Crooked spine, crooked path
Today I went for a brisk 45 minute walk. And that was the hardest thing for me to do. You might be wondering why. Why would a measly brisk 45 minute walk be such a big deal for this woman whos’ run marathons and 10 Ks and sprint triathlons before?
Well it all started in 2012. I was driving home from work in Orange County on the 5 rush hour traffic. It was about a couple weeks after I ran the Huntington Beach half marathon, the one they have on super bowl Sunday every year. It was stop and go traffic. Then suddenly, as my foot came off the gas, a lightening bolt pain shot me right in the ARSE! or right buttock that is.
Thereafter I would always have this tender spot or pain in the very crook of my right hamstring. Nothing severe enough to keep me from running , just a nuisance like that little kink you got in the back that tightens up every once in awhile. I’ve got one of those too. On my right upper back, scapula to be doctor exact and I can remember the exact moment I got that- in college during a biostatistics test. But I digress..
The pain in my right hamstring would just be a thorn in my side.
I would still be able to run 2 marathons and various other races. Still it was always there. I was stuck with it until I finally decided to do something about it or see if anything that can be done about it and sought professional help. Years later from that shocking pain moment I would go to see a sports medicine specialist. All this time I thought the problem had to do with my scoliosis. This was a problem I had pointed out to me during one of my clinical exam courses in medical school when we practiced doing physical exams on each other, but that is a story for another time. The scoliosis or curvature of the spine was causing my back to be lopsided therefor my hips and there for my legs. I had uneven legs! I thought this was contributing to my hamstring problem and all I needed was some orthotics or foot inserts to even it out and voila, problem solved, that and with some physical therapy. Yes, I was diagnosing myself and establishing my own treatment plan. I mean, who would know better.
The sports med specialist told me otherwise. That wouldn’t solve the problem but with some good physical therapy, it might. OH what do those doctors know! Then she recommended getting an MRI. The MRI confirmed I definitely had problems—inflammation at the hamstring origins and adductors, the semimembranosus to be exact and recommended a comprehensive rehab program focused on core strengthening. Well there you have it. I never did a formal rehab program, only exercises on my own, but since that MRI, I’ve run a few 10K races and half marathon. I would not run a marathon again.

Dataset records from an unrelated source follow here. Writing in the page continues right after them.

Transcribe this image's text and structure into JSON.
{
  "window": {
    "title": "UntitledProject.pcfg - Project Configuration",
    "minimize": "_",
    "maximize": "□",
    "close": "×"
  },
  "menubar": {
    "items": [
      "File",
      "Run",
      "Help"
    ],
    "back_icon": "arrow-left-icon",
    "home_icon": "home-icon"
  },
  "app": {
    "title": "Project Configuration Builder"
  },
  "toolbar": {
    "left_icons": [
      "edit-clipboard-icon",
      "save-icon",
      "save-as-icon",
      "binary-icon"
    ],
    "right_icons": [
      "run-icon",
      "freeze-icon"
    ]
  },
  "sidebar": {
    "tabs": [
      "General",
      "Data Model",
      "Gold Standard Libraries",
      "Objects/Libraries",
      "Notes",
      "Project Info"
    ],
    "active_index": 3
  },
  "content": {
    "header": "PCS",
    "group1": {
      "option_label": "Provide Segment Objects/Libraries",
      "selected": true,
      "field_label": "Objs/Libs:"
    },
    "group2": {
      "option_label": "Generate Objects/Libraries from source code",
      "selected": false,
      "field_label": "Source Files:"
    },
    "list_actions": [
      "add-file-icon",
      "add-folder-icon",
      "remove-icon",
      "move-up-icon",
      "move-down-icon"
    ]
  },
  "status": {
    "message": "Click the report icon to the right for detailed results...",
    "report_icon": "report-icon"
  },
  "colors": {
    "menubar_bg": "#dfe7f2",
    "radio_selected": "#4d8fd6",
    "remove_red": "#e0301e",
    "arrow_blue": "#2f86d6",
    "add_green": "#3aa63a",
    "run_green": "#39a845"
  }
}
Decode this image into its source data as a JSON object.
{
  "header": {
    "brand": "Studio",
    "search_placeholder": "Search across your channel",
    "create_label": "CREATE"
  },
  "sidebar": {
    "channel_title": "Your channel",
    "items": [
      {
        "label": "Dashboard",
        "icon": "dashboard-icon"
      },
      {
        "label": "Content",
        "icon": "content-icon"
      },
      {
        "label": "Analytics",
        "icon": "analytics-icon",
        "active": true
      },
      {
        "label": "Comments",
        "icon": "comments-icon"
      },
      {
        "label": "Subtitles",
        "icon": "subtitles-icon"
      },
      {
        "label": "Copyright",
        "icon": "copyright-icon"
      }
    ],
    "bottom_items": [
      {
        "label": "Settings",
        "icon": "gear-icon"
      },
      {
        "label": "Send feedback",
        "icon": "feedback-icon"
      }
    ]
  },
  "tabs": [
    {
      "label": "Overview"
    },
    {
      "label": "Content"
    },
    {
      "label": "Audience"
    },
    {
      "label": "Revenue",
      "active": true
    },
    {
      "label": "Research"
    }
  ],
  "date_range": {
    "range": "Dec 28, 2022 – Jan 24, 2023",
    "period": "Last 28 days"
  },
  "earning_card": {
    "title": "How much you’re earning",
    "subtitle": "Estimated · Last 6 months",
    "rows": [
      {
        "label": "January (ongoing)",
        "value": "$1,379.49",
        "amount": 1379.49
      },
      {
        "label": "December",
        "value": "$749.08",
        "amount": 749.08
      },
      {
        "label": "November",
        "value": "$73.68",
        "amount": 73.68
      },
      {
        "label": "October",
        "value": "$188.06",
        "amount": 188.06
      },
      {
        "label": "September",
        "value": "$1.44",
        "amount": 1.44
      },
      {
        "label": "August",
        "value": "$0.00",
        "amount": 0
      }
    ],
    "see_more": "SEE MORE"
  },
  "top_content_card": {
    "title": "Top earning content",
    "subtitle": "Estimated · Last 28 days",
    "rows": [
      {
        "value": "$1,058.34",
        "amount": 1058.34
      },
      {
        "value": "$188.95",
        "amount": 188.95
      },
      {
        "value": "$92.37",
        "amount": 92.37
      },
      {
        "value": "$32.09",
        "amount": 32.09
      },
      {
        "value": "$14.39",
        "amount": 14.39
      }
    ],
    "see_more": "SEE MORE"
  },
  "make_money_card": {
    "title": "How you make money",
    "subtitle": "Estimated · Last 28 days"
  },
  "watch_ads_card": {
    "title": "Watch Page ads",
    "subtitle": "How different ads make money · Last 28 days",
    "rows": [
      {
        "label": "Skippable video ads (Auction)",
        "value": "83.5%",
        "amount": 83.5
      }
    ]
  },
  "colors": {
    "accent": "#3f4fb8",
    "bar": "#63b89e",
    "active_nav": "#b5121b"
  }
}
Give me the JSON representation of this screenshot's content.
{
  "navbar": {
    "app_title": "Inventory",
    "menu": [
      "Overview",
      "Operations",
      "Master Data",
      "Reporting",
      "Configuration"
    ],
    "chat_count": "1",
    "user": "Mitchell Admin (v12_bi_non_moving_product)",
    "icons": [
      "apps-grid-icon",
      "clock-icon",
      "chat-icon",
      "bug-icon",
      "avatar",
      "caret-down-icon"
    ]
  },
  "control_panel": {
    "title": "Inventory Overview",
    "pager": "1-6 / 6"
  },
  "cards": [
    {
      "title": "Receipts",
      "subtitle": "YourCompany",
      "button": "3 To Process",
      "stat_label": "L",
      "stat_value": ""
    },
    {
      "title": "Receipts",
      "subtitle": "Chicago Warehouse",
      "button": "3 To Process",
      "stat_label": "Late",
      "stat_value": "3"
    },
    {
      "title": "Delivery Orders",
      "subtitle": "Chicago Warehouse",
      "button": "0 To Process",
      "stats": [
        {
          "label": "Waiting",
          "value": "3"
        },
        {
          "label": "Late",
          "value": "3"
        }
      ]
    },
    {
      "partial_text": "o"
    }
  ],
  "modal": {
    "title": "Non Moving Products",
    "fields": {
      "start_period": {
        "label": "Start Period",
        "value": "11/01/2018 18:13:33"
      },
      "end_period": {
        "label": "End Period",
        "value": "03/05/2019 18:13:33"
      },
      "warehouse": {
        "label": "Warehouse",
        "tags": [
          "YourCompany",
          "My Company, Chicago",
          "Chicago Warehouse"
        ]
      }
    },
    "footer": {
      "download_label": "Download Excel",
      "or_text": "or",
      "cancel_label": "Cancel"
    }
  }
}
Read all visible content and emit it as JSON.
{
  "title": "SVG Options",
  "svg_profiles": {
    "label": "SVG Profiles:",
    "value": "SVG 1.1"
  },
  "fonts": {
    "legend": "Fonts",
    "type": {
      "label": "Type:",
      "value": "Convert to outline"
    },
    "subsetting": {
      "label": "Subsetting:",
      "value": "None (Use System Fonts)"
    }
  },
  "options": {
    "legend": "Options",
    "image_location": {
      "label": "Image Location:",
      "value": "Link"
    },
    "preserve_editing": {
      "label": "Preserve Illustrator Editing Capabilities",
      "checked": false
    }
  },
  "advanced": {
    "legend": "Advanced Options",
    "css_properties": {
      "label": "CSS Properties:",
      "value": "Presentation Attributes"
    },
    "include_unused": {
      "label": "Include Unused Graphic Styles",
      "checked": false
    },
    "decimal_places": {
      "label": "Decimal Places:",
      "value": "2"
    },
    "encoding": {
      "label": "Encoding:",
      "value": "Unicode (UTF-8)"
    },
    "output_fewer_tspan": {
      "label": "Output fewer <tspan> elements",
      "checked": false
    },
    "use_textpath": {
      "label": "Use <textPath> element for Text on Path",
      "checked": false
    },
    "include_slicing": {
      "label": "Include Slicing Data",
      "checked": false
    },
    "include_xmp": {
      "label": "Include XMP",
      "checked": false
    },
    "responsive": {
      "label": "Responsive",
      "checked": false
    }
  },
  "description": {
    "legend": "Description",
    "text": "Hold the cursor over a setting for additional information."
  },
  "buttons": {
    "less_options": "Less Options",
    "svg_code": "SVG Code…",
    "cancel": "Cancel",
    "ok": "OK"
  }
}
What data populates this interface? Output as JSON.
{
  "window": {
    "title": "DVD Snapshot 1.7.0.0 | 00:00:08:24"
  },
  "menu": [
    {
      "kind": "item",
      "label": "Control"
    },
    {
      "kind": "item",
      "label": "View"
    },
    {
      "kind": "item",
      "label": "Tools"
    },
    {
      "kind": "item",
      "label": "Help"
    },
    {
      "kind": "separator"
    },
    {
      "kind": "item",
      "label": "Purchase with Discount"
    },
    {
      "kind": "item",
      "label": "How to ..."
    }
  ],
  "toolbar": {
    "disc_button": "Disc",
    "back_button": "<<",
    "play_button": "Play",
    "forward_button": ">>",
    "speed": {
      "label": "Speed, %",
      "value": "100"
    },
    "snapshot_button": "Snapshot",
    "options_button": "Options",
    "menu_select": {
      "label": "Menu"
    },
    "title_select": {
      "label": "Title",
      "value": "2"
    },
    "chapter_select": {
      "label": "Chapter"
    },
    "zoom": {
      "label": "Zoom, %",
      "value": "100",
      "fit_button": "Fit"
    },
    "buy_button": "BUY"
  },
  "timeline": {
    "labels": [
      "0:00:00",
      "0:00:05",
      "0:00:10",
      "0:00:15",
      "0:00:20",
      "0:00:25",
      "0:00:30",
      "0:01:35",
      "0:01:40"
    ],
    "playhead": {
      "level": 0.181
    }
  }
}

Since moving to a place with a lot of hills, this injury has only worsened. I can run fine, its after that’s the problem. If I wanted to continue walking like a normal person, I had to take a break. That was the question, how long a break? Over this time period, I heard a whisper telling me that I need to take at least a year off. Nope, out of the question, that’s not possible. I would try a few days off and it would get better. This time it wasn’t getting better. That whisper was getting louder.
Last week, while doing a simple task like grocery shopping, I can feel a shooting pain going down my leg and tingling in my toes. This isn ’t good.
Ok, I will take a longer break from running. I decided not to run again until January 1,2025. Once I made this decision I cried like a baby then I told myself to get over it. There’s lots of people that go on living without running. Weirdos! But I guess its possible. It will be hard but its possible, and that is why I am writing about it. To grieve and lament the loss of my one joy in life! ok a little dramatic, but also so you will keep me accountable. Whoever is reading this? hello out there?
And what is God telling me in all this?
That I’m just as stubborn as some of my own patients who refuse to listen to medical advice? Nope, not possible.
That there are better things he has in store to reveal to me if I just stop running for a bit so I can listen and see? Maybe. I will just have to trust in this, even if the road is not clear and even if I’m not running, only walking on this road. God and He alone will make it straight.
The way to go that is, not my spine, although that would be nice too, God.